From Our Brains to Yours
On first principles
Fair warning: this is a bit off topic – I’m not going to talk about communications or advocacy or strategy.
Like everyone else, I’ve been watching the imploding economy with a mixture of horror, dread, and morbid curiosity: what on earth can we do? What can governments do? What can individuals do? Corporations?
It’s occurred to me that I’ve been fixated on the wrong questions. The right questions all begin with what should we do, not just what can we do. The right questions address something much bigger than a bailout bill or whether CEOs were profligate or how much punishment wanton consumerism really deserves.
The right questions are about “first principles.”

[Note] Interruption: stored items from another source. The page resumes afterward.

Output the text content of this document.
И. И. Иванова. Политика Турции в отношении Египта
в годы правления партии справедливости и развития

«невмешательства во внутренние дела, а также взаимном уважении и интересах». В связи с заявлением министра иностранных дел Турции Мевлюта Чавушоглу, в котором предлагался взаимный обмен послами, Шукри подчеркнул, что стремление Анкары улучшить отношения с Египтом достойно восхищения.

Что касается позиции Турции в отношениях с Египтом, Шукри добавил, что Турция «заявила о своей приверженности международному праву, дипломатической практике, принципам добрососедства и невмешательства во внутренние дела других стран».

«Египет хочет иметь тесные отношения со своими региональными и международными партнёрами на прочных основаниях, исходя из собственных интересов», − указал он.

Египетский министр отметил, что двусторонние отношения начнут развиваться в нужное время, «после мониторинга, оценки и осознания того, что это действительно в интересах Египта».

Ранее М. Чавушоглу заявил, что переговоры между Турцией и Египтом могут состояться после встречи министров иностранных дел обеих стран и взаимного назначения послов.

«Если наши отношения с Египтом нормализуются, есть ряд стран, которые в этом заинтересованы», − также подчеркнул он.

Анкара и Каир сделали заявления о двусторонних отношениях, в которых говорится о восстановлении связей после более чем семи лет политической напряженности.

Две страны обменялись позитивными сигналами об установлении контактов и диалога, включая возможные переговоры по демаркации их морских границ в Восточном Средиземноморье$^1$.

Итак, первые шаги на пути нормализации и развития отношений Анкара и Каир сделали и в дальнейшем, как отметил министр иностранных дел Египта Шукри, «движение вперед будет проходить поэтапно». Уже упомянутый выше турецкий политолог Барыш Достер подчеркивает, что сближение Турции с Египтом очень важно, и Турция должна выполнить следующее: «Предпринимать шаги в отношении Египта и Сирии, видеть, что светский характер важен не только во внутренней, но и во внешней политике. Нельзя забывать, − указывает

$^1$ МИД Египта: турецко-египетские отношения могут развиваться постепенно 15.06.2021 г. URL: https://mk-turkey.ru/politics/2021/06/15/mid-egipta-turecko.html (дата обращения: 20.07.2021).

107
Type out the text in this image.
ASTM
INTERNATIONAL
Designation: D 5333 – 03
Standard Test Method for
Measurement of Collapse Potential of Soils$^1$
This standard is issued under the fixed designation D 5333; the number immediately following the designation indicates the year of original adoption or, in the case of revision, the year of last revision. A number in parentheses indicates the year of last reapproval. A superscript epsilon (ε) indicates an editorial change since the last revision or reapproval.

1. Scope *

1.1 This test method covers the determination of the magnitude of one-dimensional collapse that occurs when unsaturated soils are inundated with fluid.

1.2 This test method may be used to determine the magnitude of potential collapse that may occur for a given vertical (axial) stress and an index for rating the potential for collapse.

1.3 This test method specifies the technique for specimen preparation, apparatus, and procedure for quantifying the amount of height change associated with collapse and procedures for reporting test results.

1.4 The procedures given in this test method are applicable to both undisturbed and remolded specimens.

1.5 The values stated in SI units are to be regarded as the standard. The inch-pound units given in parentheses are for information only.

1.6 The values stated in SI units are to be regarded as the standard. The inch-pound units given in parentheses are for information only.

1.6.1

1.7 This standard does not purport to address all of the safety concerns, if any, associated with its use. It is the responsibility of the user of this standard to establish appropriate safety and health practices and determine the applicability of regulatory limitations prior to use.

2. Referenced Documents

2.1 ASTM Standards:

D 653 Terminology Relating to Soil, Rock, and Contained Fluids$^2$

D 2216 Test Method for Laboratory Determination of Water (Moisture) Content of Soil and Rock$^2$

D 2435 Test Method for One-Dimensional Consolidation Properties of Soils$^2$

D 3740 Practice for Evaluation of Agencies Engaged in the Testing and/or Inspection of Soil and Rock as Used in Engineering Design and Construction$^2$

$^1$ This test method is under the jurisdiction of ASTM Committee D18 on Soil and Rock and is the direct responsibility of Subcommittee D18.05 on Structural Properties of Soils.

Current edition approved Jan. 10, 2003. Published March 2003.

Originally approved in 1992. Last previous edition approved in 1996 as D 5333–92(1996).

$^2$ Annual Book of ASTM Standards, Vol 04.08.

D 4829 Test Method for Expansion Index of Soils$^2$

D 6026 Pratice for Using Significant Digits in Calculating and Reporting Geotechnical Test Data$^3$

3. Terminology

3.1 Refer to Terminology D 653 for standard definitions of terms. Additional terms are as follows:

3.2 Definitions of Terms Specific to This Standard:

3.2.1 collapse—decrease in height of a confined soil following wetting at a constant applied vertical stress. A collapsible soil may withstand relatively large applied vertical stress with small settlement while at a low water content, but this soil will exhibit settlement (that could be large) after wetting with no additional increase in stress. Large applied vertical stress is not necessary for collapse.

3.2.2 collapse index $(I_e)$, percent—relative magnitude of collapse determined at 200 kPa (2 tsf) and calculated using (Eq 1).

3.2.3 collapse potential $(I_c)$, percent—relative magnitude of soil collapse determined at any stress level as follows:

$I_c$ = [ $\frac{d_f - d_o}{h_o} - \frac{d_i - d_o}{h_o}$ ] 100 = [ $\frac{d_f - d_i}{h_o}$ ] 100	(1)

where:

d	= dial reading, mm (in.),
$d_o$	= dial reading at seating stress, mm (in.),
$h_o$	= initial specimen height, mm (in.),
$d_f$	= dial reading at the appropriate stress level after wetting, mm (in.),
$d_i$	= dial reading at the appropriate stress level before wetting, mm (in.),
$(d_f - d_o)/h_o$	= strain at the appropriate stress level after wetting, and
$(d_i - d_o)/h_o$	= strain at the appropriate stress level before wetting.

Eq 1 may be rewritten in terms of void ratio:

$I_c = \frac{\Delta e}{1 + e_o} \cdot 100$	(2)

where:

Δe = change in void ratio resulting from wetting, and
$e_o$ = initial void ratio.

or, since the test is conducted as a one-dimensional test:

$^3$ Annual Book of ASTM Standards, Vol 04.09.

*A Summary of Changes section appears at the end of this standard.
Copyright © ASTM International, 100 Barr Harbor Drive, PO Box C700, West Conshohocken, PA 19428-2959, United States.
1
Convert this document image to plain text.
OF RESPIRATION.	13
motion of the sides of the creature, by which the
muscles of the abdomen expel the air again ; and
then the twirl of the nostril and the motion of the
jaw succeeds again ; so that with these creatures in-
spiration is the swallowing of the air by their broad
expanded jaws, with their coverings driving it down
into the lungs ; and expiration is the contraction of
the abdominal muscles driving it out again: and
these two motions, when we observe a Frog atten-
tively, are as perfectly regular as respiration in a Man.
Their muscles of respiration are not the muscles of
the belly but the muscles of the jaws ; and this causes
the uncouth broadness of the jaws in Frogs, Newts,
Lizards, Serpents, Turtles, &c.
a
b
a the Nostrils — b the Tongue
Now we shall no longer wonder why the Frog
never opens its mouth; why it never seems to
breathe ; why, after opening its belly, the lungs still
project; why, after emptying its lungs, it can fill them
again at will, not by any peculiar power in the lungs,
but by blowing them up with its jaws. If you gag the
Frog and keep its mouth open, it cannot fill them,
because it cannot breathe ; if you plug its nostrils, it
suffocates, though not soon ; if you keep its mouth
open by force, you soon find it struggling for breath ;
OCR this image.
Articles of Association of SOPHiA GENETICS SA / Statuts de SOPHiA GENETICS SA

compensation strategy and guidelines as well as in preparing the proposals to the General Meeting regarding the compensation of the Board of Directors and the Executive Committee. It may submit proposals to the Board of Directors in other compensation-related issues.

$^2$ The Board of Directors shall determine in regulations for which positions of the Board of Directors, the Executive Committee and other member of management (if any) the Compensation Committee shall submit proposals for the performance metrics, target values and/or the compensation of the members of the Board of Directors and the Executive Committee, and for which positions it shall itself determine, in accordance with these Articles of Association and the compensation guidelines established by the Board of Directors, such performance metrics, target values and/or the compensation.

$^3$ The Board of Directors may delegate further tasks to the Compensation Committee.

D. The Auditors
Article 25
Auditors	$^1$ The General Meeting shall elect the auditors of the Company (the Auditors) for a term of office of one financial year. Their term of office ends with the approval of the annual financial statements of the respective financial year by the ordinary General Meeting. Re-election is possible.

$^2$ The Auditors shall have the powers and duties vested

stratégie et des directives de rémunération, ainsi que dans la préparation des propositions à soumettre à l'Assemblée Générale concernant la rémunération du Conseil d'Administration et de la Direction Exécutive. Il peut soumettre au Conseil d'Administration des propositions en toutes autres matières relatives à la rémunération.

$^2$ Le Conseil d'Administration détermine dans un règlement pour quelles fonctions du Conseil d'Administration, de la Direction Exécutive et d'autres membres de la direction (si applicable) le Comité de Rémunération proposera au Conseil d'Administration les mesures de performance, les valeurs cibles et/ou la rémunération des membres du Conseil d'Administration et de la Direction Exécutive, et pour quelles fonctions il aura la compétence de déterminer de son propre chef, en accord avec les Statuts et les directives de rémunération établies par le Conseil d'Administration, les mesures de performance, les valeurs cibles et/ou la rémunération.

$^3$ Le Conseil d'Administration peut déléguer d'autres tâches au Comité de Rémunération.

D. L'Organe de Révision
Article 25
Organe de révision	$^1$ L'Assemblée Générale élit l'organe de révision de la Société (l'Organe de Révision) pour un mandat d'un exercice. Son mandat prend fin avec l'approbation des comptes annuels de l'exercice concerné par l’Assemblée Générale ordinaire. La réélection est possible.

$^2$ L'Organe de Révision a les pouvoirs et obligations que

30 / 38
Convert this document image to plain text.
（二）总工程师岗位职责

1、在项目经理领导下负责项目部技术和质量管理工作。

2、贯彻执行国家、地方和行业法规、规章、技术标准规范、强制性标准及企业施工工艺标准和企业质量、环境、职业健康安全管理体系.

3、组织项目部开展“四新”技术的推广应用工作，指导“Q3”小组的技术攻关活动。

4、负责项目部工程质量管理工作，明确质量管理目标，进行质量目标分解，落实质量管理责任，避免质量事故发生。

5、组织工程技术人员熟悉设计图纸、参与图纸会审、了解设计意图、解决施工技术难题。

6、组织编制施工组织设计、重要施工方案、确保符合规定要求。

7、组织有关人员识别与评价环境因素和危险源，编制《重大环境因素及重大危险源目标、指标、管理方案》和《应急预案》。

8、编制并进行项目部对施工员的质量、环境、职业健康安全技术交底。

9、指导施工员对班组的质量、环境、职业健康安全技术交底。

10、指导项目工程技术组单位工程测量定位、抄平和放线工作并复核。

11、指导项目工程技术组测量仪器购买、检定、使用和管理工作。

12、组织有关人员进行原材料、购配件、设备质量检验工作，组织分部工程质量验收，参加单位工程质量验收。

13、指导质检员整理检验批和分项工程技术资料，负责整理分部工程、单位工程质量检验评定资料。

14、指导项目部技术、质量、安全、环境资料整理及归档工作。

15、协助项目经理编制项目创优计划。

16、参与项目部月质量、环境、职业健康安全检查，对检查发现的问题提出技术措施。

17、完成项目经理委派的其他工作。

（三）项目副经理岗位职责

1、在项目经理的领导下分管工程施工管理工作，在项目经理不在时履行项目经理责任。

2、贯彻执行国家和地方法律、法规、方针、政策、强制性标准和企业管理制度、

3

Whether we like it or not, the fundamental social constructs under which we’ve been laboring for at least the last fifty years are being re-written. The relationship of money to governments to people will be changed – has already changed, thanks to TARP. The basic structure of risk and reward is being re-written. The rules about work and how it should be valued and rewarded, our responsibilities to the least among us, and our responsibilities to each other are being reworked.
Do we want to be a nation built on public risk and private reward (the de facto result of bailouts as opposed to “nationalization”)? Do we want to be a nation where health care is a privilege reserved for the wealthy? Do we truly believe that governments have zero responsibility to ensure our nation’s children are fed, clothed, housed, and educated – and if we do, what does that say about us as people, since our government is of and by all of us? And on and on…
I have a clear answer for myself to all of the questions above. But even more important than the answers is that we have the conversation; that we deliberately determine how this major re-writing of the very foundations of our society turns out. This is too big to just let happen to us. We’re much less likely to be OK with the outcome.